Even though the color is a bit from peak, it’s still gorgeous in the Bethel area. If you’re looking to slip away for a day or two, you won’t go wrong here in the next week or so.
My overnight began with a backroad noodle through the village- and lake-speckled rural countryside between m Augusta and Bethel. Trust me on this: Arm yourself with a DeLorme Map and Guide and just mosey through Leeds, Turner, Buckfield, Sumner etc. The rewards are well worth a few wrong turns; actually getting lost is half the fun.
Once in Bethel, I met a friend for lunch, a pulled-pork sandwich at BBQ Bob’s Orange Trailer, adjacent to the Good Food Store on Route 2. Despite retreating to a car to finish lunch due to an afternoon sprinkle, I give this picnic table enterprise high marks. Wasn’t too crazy about the cornbread, but the pork was delish.
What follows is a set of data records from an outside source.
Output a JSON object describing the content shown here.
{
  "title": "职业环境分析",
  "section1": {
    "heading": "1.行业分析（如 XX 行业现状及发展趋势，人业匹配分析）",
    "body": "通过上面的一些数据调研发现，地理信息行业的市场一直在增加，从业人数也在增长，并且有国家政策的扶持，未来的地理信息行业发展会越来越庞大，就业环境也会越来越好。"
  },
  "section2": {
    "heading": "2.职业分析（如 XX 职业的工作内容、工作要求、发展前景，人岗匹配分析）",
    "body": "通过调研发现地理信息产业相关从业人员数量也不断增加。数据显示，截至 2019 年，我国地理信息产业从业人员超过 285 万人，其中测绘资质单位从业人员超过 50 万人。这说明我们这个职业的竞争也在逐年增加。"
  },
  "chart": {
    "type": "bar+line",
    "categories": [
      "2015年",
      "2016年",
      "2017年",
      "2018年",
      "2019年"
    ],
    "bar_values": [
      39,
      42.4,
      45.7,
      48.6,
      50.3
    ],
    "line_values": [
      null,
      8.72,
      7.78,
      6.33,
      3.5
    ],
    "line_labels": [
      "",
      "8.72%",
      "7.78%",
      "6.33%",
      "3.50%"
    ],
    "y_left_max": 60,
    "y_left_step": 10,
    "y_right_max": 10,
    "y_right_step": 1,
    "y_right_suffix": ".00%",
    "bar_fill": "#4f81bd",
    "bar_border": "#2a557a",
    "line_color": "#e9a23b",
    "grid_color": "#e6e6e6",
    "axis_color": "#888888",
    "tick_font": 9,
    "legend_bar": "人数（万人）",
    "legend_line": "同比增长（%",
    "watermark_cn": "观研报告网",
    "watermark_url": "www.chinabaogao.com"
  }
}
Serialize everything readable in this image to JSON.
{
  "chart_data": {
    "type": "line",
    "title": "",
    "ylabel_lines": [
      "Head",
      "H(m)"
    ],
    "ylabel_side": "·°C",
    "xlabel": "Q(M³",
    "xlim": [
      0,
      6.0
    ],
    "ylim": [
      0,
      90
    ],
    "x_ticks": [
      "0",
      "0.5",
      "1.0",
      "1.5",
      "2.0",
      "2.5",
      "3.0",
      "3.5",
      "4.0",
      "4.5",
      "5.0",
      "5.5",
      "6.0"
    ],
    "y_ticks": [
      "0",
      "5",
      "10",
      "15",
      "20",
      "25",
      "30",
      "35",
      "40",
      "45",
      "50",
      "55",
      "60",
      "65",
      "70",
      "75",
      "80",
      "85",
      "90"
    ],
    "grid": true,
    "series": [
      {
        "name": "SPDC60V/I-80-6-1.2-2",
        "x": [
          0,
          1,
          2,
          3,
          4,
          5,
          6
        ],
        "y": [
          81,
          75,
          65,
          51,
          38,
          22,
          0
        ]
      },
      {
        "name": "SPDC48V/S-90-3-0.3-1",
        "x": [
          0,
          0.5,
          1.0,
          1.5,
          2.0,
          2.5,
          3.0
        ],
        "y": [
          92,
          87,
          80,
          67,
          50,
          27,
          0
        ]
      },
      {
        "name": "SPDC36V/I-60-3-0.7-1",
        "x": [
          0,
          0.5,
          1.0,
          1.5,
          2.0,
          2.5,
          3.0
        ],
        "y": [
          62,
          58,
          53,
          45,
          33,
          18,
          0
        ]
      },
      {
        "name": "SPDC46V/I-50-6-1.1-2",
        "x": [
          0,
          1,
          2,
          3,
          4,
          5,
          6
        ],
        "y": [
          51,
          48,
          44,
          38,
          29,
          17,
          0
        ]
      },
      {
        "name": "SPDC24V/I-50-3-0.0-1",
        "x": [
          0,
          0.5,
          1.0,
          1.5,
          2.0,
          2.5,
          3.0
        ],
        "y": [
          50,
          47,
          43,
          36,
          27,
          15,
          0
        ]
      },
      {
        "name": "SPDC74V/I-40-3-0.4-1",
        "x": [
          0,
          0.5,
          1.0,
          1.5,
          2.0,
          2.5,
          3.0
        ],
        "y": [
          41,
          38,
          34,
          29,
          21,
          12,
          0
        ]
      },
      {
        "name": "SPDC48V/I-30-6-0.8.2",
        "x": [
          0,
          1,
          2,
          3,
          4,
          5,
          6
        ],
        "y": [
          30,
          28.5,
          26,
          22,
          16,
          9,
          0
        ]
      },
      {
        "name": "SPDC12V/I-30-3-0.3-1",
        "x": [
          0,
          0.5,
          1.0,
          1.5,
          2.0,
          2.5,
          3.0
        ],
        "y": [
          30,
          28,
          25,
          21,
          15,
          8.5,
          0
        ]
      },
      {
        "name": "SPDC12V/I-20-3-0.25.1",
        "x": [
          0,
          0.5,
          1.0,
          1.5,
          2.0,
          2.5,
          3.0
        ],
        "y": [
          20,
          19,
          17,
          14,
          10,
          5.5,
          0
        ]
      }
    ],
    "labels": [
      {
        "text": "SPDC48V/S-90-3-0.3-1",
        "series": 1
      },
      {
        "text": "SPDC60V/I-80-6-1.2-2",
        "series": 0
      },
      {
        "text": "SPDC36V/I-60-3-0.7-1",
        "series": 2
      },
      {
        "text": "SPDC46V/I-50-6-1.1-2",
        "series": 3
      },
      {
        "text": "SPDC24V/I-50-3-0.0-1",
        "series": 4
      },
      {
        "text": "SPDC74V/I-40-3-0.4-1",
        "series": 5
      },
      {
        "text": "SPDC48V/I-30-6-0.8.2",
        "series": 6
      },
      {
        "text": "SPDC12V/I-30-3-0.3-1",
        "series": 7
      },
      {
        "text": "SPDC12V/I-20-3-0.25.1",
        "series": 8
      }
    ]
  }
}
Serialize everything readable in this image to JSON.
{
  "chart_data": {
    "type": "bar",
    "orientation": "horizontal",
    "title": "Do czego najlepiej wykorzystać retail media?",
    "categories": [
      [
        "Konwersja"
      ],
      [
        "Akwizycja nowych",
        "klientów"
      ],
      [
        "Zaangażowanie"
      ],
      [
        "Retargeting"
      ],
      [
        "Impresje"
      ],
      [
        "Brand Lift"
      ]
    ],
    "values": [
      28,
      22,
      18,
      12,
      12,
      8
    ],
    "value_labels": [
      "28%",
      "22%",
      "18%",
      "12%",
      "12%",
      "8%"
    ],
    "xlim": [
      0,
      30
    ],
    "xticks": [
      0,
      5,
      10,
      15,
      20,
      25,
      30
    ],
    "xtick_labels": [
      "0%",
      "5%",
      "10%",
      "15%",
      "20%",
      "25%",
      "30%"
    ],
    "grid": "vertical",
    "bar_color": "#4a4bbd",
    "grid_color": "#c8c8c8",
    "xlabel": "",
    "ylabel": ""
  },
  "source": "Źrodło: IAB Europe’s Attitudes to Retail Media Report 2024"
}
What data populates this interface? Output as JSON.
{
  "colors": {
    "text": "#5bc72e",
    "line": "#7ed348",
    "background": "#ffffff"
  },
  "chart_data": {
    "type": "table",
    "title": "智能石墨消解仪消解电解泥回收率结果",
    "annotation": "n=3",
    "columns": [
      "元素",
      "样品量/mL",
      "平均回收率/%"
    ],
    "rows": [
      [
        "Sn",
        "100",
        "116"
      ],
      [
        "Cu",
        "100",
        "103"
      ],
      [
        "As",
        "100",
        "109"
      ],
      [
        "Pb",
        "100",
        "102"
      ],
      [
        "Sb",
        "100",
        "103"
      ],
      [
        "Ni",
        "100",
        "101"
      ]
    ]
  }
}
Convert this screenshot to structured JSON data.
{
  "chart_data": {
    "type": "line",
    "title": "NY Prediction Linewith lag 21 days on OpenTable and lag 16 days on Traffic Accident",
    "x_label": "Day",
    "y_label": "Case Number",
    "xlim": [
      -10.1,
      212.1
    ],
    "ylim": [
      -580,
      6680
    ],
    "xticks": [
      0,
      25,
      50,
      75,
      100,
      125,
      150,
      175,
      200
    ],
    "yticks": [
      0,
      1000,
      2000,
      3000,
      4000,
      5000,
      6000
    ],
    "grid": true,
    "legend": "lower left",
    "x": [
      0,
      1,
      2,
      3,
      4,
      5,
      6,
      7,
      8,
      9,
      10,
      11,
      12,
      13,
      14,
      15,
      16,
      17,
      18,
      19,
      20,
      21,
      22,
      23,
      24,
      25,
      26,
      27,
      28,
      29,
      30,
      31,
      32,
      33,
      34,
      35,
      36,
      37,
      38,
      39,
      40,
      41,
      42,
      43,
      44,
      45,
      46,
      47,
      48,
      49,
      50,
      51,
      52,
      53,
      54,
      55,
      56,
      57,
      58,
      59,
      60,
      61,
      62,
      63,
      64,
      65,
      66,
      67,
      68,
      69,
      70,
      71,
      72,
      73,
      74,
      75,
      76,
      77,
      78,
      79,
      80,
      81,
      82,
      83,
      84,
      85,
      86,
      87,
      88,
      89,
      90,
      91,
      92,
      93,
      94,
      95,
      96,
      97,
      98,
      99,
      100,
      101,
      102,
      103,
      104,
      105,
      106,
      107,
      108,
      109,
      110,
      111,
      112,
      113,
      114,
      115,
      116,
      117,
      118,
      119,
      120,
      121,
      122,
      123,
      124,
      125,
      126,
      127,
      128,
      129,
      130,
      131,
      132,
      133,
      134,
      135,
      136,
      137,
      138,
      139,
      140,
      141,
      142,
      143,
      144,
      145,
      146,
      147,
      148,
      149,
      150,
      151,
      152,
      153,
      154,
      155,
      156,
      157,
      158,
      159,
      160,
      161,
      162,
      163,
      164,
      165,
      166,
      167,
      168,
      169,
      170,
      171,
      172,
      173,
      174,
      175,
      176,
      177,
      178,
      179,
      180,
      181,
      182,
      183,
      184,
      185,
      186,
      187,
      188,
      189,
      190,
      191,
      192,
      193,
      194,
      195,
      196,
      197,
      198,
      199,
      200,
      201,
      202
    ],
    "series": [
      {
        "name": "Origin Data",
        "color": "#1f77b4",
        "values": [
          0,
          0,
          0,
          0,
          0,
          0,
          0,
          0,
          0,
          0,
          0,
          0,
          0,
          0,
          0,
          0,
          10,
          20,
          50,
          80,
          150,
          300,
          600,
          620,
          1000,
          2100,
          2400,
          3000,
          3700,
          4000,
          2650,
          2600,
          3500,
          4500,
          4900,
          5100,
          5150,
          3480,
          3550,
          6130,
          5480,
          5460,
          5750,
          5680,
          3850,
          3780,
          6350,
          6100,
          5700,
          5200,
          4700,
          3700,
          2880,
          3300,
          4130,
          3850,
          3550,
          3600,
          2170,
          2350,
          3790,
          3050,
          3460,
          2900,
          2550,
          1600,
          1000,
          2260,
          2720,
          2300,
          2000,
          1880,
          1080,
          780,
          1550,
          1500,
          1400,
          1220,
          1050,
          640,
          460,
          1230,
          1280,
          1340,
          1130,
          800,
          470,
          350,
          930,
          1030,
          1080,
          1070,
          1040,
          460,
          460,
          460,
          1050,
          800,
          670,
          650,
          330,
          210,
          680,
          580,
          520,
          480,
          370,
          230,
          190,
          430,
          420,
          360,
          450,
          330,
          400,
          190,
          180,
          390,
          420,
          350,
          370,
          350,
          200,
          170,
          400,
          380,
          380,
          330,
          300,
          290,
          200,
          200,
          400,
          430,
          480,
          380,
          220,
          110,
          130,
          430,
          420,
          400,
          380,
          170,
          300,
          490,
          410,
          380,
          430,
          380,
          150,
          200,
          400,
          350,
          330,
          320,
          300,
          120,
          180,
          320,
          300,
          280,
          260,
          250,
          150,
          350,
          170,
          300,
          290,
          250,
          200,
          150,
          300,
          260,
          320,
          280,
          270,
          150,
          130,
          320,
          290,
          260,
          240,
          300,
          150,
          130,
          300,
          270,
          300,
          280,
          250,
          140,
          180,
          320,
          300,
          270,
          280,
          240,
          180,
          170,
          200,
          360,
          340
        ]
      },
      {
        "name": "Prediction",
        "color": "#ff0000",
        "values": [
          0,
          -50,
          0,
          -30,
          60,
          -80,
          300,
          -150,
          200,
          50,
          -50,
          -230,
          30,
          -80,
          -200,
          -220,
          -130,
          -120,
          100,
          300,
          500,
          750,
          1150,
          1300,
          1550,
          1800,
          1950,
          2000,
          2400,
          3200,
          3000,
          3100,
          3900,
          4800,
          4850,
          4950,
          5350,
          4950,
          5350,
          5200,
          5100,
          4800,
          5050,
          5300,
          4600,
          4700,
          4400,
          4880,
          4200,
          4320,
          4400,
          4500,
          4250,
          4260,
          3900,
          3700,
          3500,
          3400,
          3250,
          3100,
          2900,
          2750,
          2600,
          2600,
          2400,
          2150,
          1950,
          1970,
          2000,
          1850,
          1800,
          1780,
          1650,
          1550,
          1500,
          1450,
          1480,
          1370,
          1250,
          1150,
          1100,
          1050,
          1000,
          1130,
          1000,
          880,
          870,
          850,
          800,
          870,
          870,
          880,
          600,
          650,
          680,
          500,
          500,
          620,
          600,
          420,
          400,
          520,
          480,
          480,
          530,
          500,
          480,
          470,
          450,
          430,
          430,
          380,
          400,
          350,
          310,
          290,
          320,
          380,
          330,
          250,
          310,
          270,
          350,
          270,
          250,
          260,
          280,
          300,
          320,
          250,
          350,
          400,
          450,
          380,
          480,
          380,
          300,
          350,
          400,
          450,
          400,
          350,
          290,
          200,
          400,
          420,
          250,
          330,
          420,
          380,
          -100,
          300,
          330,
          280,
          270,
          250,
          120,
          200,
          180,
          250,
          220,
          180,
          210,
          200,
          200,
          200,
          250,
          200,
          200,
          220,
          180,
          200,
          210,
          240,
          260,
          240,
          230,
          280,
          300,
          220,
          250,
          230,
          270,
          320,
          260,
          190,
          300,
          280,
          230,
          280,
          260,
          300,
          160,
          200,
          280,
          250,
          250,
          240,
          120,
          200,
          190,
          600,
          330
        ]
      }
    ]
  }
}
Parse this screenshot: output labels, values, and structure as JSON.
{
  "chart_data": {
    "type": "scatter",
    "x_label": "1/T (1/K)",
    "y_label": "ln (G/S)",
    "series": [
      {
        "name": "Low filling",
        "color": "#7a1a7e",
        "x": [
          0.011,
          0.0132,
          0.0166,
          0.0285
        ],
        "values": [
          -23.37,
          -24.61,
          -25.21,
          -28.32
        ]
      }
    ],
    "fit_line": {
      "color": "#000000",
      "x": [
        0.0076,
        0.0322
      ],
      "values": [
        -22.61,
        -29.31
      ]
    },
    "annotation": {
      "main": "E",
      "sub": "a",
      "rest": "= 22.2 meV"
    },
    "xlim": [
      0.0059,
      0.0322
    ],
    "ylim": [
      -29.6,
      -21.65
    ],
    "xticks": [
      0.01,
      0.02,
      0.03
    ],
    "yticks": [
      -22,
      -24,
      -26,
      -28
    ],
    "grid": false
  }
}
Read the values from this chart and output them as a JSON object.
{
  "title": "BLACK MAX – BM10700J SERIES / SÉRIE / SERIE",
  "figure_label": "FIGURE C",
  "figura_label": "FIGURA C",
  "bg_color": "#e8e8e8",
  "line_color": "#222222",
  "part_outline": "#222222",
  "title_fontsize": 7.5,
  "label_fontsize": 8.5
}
Then off to the Crocker Pond House, an architect-designed B&B down a rural byway off Route 2. What a find! Stuart (he’s the architect) and Ellen Crocker’s B&B blends angles, projections, big windows, balconies, soaring spaces and intimate places into a cozy whole. Family rooms have sleeping lofts for the kids, a great idea. So quiet at night, too. How quiet? While in the living room, I could hear the soft psiu psiu of the cats padding down the hall. And outside, acres of undeveloped land, with a big lawn, a private pond, and trails deep into the woods. And breakfast? Stuart’s magnificent blueberry pancakes.
For dinner, I hit $5 burger night at the Jolly Drayman at the Brier Lea, an extremely popular Monday night happening in Bethel. No little patties here, these are big burgers topped with lettuce, onion, and tomato and served with a generous side of fries. All for $5.
Next morning, I wandered around Bethel, then drove over Paradise Hill, a must for foliage viewing without stress. Drive out past the Bethel Inn, then keep going, bending to the left on Paradise Hill Road. It climbs up to a ridge with panoramic mountain views off both sides, before dropping. At the T intersection, turn left and you’ll be back in downtown Bethel. A quick loop, but one with big rewards for leaf peepers.
Lunch: S.S. Milton. First time I’ve returned since it replaced Mother’s ages ago. I’ll definitely make it a must on my returns to Bethel. Good food, well prepared, friendly service, and a comfy space: a warren of small rooms in an old Victorian on Main Street.
Next stop, Cafe DiCocoa for chocolate chip cookies (yup, these rival those at Old Gourmet for top honors so far) and tea for the road. (Note to self: Return in winter for one of the ethnic themed prix fixe dinners).
Final stop, in Turner at Nezinscot Farm. What a gem, a family farm/fiber store/frommagerie/cafe/and so much more. I purchased farm-made cheese, meats, relish, pickles, Anadama bread (some of the best I’ve had, right up there with that from Friar’s Bakery, in Bangor) and yes, a cookie (excellent!, a contender).